Ob mit oder ohne Initiative: Das VBS stellte bereits Überlegungen zur Weiterentwicklung des Dienstpflichtsystems an. Dabei wurden vier Modelle präsentiert, wobei eines davon dem Bürger*innendienst sehr nahekommt. Ein Problem, welches das VBS selbst äussert, wird bei «Service Citoyen» nicht erwähnt: Die Idee des Bürger*innendienstes verstösst gegen den UNO-Menschenrechtspakt, den die Schweiz mitunterzeichnet hat und in dem ein Zwangsarbeitsverbot festgehalten ist. Konsequenterweise wäre die Initiative also sogar für ungültig zu erklären.

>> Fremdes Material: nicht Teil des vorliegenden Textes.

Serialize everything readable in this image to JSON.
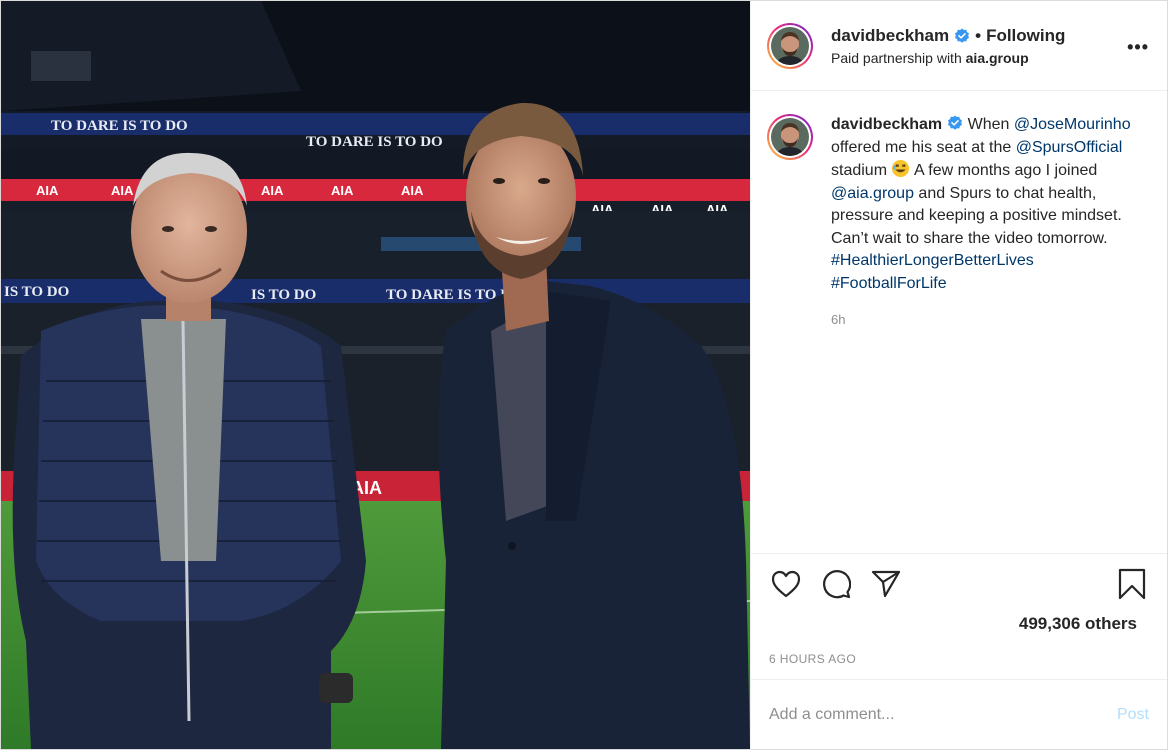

Wie bereits angedeutet garantiert die Initiative darüber hinaus explizit die Sicherung der Bestände der Armee und reiht sich damit in das Narrativ der unterbesetzten Armee ein. Es sei bemerkt, dass die Armee bei einem Sollbestand von 100’000 Soldaten einen Effektivbestand von über 140’000 Soldaten aufweist (2020). Mit dieser Initiative würde die Armee letztlich also noch gestärkt. Mehr Menschen als bisher würden in einer ihrer wichtigsten Lebensphase zu einem Dienst gezwungen. Dies wiederum lässt weniger Zeit offen für jenes gesellschaftliche Engagement, das bereits freiwillig geleistet wird. Deshalb lehnt die GSoA die Volksinitiative «Service Citoyen» ab.